10-01-2019 02:36 PM
I have a pipeline that reads from Oracle and writes to PGSQL. When inserting to PGSQL, I get this error
Batch entry 0 insert into “pg_temp”.“crmi002b_ut_pprs001” (“end_date”, “opportunity_type”, “sales_person”, “opportunity_status_type”, “sr_partition_id”, “program_id”, “promotion_id”, “contact_id”, “created_by”, “last_updated_by”, “sr_checksum”, “opportunity_id”, “sr_modification_time”, “entity_code”, “created_on”, “last_updated_on”, “sr_creation_time”, “start_date”) values (cast(NULL as varchar), ‘LOV_OT_INTERACTION’, ‘C_NACAR’, ‘LOV_OS_INTERACTION’, ‘22’::numeric, cast(NULL as varchar), cast(NULL as varchar), ‘151000000’::numeric, ‘C_NACAR’, ‘C_NACAR’, ‘f1503e2c1ad94f56d9deef140da28ead’, ‘122000000’::numeric, ‘1569965343729’::numeric, cast(NULL as varchar), cast(‘2010-12-11 10:51:24-06’ as timestamp), cast(‘2010-12-11 10:51:24-06’ as timestamp), ‘1569965343729’::numeric, cast(NULL as varchar)) was aborted: ERROR: column “end_date” is of type timestamp without time zone but expression is of type character varying
Hint: You will need to rewrite or cast the expression.
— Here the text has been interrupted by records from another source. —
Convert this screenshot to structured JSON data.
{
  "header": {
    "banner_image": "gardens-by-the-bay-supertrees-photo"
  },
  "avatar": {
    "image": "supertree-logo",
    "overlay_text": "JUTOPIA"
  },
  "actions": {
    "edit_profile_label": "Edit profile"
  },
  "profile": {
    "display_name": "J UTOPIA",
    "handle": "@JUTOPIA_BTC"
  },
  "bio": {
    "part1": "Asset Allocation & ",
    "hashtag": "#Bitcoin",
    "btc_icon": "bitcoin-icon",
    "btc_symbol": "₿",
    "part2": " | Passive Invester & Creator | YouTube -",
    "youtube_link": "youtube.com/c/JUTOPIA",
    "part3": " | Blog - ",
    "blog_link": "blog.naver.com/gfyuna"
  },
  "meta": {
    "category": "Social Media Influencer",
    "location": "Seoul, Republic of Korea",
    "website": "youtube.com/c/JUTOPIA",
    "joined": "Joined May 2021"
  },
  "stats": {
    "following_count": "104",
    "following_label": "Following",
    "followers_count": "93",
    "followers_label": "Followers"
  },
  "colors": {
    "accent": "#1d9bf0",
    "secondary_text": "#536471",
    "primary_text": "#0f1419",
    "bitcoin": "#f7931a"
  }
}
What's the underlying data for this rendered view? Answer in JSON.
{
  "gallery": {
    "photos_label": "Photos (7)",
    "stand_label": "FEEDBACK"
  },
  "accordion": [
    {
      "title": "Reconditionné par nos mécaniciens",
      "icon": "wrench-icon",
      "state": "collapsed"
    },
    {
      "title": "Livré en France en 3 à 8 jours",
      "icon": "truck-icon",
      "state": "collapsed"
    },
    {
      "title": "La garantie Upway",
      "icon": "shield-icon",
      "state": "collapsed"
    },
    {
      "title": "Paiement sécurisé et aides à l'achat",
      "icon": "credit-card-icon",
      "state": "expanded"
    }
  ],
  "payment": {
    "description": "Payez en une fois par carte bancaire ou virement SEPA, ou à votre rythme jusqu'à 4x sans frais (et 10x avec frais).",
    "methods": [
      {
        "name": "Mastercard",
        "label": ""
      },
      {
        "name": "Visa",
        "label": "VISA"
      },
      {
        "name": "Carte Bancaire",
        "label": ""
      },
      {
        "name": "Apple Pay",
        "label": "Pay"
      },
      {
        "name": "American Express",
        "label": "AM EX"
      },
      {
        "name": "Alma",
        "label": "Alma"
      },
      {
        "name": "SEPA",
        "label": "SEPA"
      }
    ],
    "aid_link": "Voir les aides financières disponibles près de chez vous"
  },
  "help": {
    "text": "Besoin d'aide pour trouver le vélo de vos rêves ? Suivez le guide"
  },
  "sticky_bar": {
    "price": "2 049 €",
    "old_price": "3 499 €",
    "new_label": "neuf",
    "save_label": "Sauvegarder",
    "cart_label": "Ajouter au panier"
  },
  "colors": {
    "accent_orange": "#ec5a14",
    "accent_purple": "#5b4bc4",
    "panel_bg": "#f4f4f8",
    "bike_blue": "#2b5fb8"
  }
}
Position: 364 Call getNextException to see other errors in the batch., error code: 0, SQL state: 42804
I am unsure why the snap is trying to cast NULLs as varchars for date and int fields. I assume it is because it does not see a good first example with data, so it translates properly as is done in the other fields that have data
Is there a way to bypass this casting, have this fixed? This is not the only pipeline that runs from Oracle to PGSQL, and not the first one that has null values in non-test fields. I find it hard to believe that in all other pipelines like this one the first record always have data for all fields
10-01-2019 02:53 PM
Unsure if this is the reason. We switched schemas from pg_temp to a regular schema, and it works fine. This is the first time we are trying to use pg_temp and it does not work with snap. Is snap trying to get the table definitions through a different connection? It would not see the table in the case if pg_temp
10-02-2019 09:08 AM
It’s… complicated. You should generally assume that different snaps use different connections. In rare situations it looks like a connection is passed from one snap to the next but there should be a reset between snaps. E.g., with postgresql we reset the default schemas.
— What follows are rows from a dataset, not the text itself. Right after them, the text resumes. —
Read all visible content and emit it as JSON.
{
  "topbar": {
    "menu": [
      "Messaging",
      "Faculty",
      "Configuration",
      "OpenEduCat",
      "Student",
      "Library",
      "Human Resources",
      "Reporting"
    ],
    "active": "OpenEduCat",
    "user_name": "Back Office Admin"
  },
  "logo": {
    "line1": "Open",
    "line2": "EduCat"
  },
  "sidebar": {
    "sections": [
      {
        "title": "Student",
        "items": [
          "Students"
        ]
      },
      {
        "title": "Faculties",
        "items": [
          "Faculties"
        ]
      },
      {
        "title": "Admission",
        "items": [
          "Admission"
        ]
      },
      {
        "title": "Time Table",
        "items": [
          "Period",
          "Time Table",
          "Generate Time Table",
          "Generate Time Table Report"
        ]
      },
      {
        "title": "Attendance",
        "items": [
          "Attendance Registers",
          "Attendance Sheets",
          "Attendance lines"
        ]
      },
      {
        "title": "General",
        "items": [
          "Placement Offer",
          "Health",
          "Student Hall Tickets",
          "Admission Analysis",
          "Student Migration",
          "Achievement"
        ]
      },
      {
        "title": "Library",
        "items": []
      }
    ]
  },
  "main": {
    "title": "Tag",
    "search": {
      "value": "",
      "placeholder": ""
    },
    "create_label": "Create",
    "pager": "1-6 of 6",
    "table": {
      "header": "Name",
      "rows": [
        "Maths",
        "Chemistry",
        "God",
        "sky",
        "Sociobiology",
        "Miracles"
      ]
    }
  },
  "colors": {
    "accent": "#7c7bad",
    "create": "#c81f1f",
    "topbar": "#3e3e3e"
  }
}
Within an individual snap it’s… complicated. There’s usually a single connection used during both validation and execution. However if the snap is at the end of a pipeline that has a long delay between launch and the first documents hitting the snap it’s possible that they’ll use a different connection. It’s theoretically possible that a connection will be changed execution but I don’t think that happens in practice. We shouldn’t do anything during validation that’s required during execution but something could have slipped through.
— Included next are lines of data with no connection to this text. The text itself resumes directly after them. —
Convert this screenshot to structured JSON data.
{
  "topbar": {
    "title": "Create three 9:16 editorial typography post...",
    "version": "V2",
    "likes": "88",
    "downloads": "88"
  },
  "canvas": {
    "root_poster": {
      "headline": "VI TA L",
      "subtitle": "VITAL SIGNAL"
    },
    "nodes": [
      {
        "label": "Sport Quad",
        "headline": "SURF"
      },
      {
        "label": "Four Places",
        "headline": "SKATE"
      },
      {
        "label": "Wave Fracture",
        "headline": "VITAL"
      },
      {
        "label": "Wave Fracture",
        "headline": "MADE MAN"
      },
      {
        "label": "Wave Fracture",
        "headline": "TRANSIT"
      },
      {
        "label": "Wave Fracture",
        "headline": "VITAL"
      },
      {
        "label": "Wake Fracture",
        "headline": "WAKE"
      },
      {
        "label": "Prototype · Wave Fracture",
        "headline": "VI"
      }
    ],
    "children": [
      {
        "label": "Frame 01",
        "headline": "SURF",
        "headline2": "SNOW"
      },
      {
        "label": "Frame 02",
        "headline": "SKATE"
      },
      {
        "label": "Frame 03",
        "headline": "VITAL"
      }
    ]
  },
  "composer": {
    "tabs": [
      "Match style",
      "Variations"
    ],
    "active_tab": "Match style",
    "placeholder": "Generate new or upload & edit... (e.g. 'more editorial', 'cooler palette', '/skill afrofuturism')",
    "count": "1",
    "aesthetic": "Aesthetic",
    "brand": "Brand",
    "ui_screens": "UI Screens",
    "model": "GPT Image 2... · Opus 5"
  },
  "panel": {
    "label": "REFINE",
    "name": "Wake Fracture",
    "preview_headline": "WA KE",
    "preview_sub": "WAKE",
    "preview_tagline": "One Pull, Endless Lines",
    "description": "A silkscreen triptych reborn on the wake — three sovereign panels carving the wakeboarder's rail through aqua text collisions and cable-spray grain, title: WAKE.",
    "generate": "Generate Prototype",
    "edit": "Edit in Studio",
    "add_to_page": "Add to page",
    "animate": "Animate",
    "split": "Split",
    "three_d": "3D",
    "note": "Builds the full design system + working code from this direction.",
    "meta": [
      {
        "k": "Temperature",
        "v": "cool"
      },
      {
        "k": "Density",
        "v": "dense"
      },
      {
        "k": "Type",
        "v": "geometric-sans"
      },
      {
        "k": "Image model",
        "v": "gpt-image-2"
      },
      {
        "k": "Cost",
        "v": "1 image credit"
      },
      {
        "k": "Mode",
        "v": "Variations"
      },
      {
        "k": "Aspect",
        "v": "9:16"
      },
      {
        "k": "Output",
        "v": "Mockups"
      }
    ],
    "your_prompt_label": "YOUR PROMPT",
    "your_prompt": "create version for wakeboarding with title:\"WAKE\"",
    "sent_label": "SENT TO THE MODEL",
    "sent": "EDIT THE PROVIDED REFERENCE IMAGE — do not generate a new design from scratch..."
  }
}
Could you write up two tickets? One with enough details about this pipeline for us to try to duplicate it, and a more general one asking for support for pg_temp? We can check a few things in the current snaps but full support for pg_temp (e.g., guaranteeing the same connection in all snaps) will require a lot of research into its feasibility.
10-04-2019 02:03 PM
@cesar.bolanos did you try defining TIMESTAMP without time zone
?
10-07-2019 09:14 AM
This also happens with int fields